March 25, 2021
Most startups face a common problem: Investors and customers will not engage until there is a product for them to engage with, but the product development team cannot learn from the first iteration of a product until customers engage. That is why creating a minimum viable product (MVP) is now a standard part of the startup journey.
For software companies, cranking out some code is fast and relatively affordable. But if your company develops physical products, the cost of creating an MVP often puts you in a chicken-or-egg situation. You need funding and time to manufacture an MVP, and you can’t get funding until you have an MVP that can demonstrate your product. You can’t show customer acceptance until customers can interact with your product.
That is where creating a digital twin via numerical simulation comes into play. By creating a virtual version of your MVP, your team can test your product and then demonstrate it to customers and investors.

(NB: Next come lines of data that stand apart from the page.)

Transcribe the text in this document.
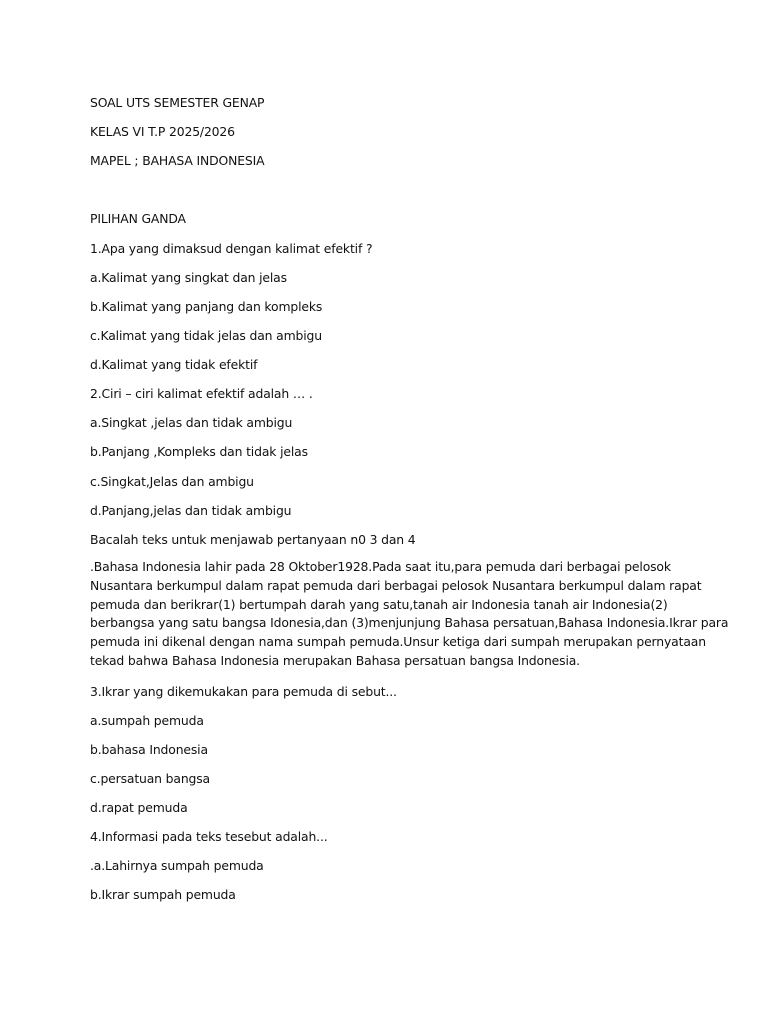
SOAL UTS SEMESTER GENAP
KELAS VI T.P 2025/2026
MAPEL ; BAHASA INDONESIA
PILIHAN GANDA
1.Apa yang dimaksud dengan kalimat efektif ?
a.Kalimat yang singkat dan jelas
b.Kalimat yang panjang dan kompleks
c.Kalimat yang tidak jelas dan ambigu
d.Kalimat yang tidak efektif
2.Ciri – ciri kalimat efektif adalah … .
a.Singkat ,jelas dan tidak ambigu
b.Panjang ,Kompleks dan tidak jelas
c.Singkat,Jelas dan ambigu
d.Panjang,jelas dan tidak ambigu
Bacalah teks untuk menjawab pertanyaan n0 3 dan 4
.Bahasa Indonesia lahir pada 28 Oktober1928.Pada saat itu,para pemuda dari berbagai pelosok
Nusantara berkumpul dalam rapat pemuda dari berbagai pelosok Nusantara berkumpul dalam rapat
pemuda dan berikrar(1) bertumpah darah yang satu,tanah air Indonesia tanah air Indonesia(2)
berbangsa yang satu bangsa Idonesia,dan (3)menjunjung Bahasa persatuan,Bahasa Indonesia.Ikrar para
pemuda ini dikenal dengan nama sumpah pemuda.Unsur ketiga dari sumpah merupakan pernyataan
tekad bahwa Bahasa Indonesia merupakan Bahasa persatuan bangsa Indonesia.
3.Ikrar yang dikemukakan para pemuda di sebut...
a.sumpah pemuda
b.bahasa Indonesia
c.persatuan bangsa
d.rapat pemuda
4.Informasi pada teks tesebut adalah...
.a.Lahirnya sumpah pemuda
b.Ikrar sumpah pemuda
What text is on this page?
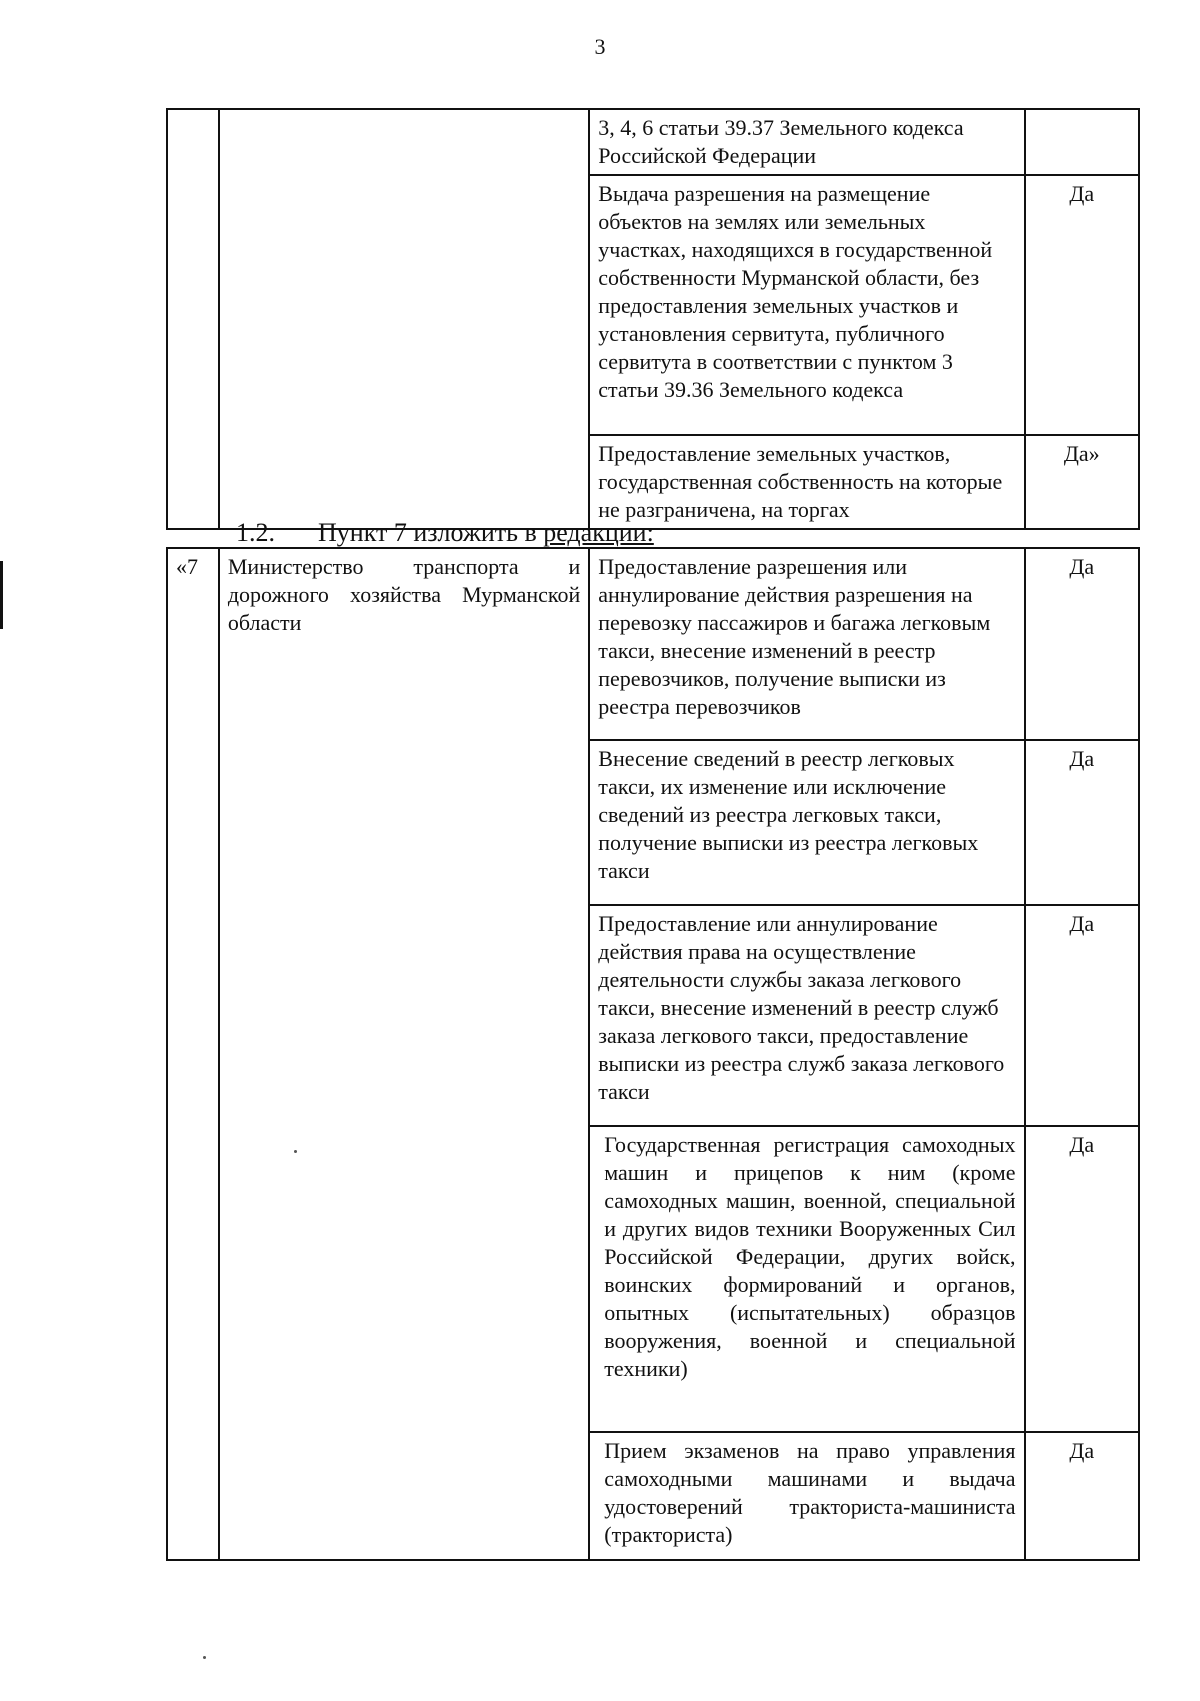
3
		3, 4, 6 статьи 39.37 Земельного кодекса Российской Федерации	
		Выдача разрешения на размещение объектов на землях или земельных участках, находящихся в государственной собственности Мурманской области, без предоставления земельных участков и установления сервитута, публичного сервитута в соответствии с пунктом 3 статьи 39.36 Земельного кодекса	Да
		Предоставление земельных участков, государственная собственность на которые не разграничена, на торгах	Да»
1.2. Пункт 7 изложить в редакции:
«7	Министерство транспорта и дорожного хозяйства Мурманской области	Предоставление разрешения или аннулирование действия разрешения на перевозку пассажиров и багажа легковым такси, внесение изменений в реестр перевозчиков, получение выписки из реестра перевозчиков	Да
		Внесение сведений в реестр легковых такси, их изменение или исключение сведений из реестра легковых такси, получение выписки из реестра легковых такси	Да
		Предоставление или аннулирование действия права на осуществление деятельности службы заказа легкового такси, внесение изменений в реестр служб заказа легкового такси, предоставление выписки из реестра служб заказа легкового такси	Да
		Государственная регистрация самоходных машин и прицепов к ним (кроме самоходных машин, военной, специальной и других видов техники Вооруженных Сил Российской Федерации, других войск, воинских формирований и органов, опытных (испытательных) образцов вооружения, военной и специальной техники)	Да
		Прием экзаменов на право управления самоходными машинами и выдача удостоверений тракториста-машиниста (тракториста)	Да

The common definition of a minimum viable product is one with just enough features to make it work. However, there is more to it than that. Entrepreneur and author Eric Ries, who popularized the concept, defines an MVP as “that version of a new product which allows a team to collect the maximum amount of validated learning about customers with the least effort.”

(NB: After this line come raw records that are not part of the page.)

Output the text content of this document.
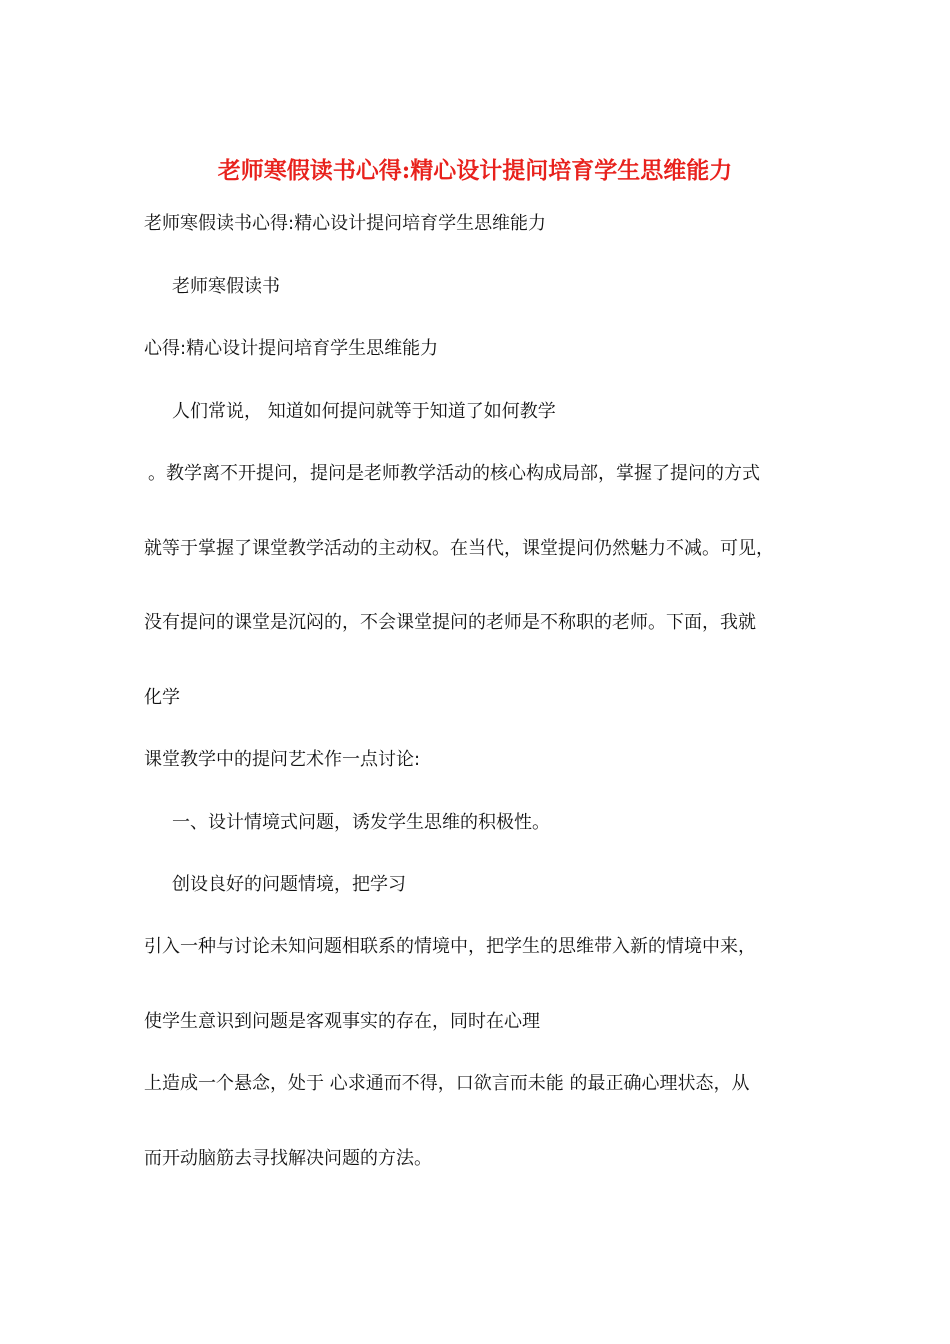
老师寒假读书心得:精心设计提问培育学生思维能力
老师寒假读书心得:精心设计提问培育学生思维能力
老师寒假读书
心得:精心设计提问培育学生思维能力
人们常说， 知道如何提问就等于知道了如何教学
。教学离不开提问，提问是老师教学活动的核心构成局部，掌握了提问的方式
就等于掌握了课堂教学活动的主动权。在当代，课堂提问仍然魅力不减。可见，
没有提问的课堂是沉闷的，不会课堂提问的老师是不称职的老师。下面，我就
化学
课堂教学中的提问艺术作一点讨论:
一、设计情境式问题，诱发学生思维的积极性。
创设良好的问题情境，把学习
引入一种与讨论未知问题相联系的情境中，把学生的思维带入新的情境中来，
使学生意识到问题是客观事实的存在，同时在心理
上造成一个悬念，处于 心求通而不得，口欲言而未能 的最正确心理状态，从
而开动脑筋去寻找解决问题的方法。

An MVP becomes virtual when you create a digital version using simulation software. Most companies create virtual prototypes of their products during the product development stage. These models are generally used to look at the robustness or performance of a product. What makes such a simulation a complete electronic copy, often called a digital twin, is when it behaves just like the product would in the real world.
If your product is a new mousetrap, you may be using simulation to calculate how much force is needed on the trigger to set off the trap. A digital MVP would allow you, your customers and your potential investors to set the trap, see how various possible mouse interactions play out, and even how to remove a mouse from the trap — all on the computer.
Remember, the goal of an MVP is to collect validated learning with the least effort. A virtual version of your product, built with simulation software, is a great way to get that information with considerably less effort.
The starting point when creating a virtual version of your initial product is to follow standard product development guidelines. Capture your specification, identify your features and plan your development. Because you are shooting for an MVP, you need to determine what is required to get to the point where you can test the entire product.
Next, use simulation to drive your design. Most successful physical product companies already do that. Virtual testing and interactions within each design step are critical to getting a working product as quickly as possible and are much faster than traditional build-and-bust cycles.
Choosing which simulation tools to use is probably the most crucial decision you will make. The tools you choose need to work together, model all the physics your product exhibits, respond in a reasonable time and allow your customers to see how your product performs. This requires a platform that is accurate and can handle the interaction between physics. If needed, it should also integrate with circuit simulation and model your controls and software.
Starting with a system-level model from day one is where things differ from a development plan being rushed to manufacturing. This digital twin can begin very simply, maybe even in a spreadsheet. However, as you refine the design, your simulations of each aspect should become more detailed. Leverage the ability of more detailed simulation tools to create reduced-order models (ROMs) that you can plug into your system-level model. ROMs enable you to reduce simulation run times and speed up development cycles.
If you have a system that includes controls or software, make sure you are using a simulation platform that can easily integrate your controls simulator and your software. “Hardware-in-the-loop” testing is a common testing step. With a digital MVP, you are just replacing the physical hardware with a digital, simulated version
Lastly, keep in mind that people outside of your organization will be using your virtual product. Plan for an interface that works for them. This may be as simple as a dashboard where they can enter parameters and see the response, or as sophisticated as a virtual reality interface with haptic devices.
Think of it this way: In the Software-as-a-Service (SaaS) world, they always create a virtual version of their product for customer validation. Why shouldn’t hardware companies do the same? The time and cost of spinning up manufacturing, even for prototypes or limited production, is a long and difficult part of getting a physical product to market. And if initial usage by customers reveals needed changes, the cost of retooling can be significant.
Almost every aspect of your business is going digital. Take the next step and create a virtual MVP. It could be the key difference that gets you over the hump and on your way to success.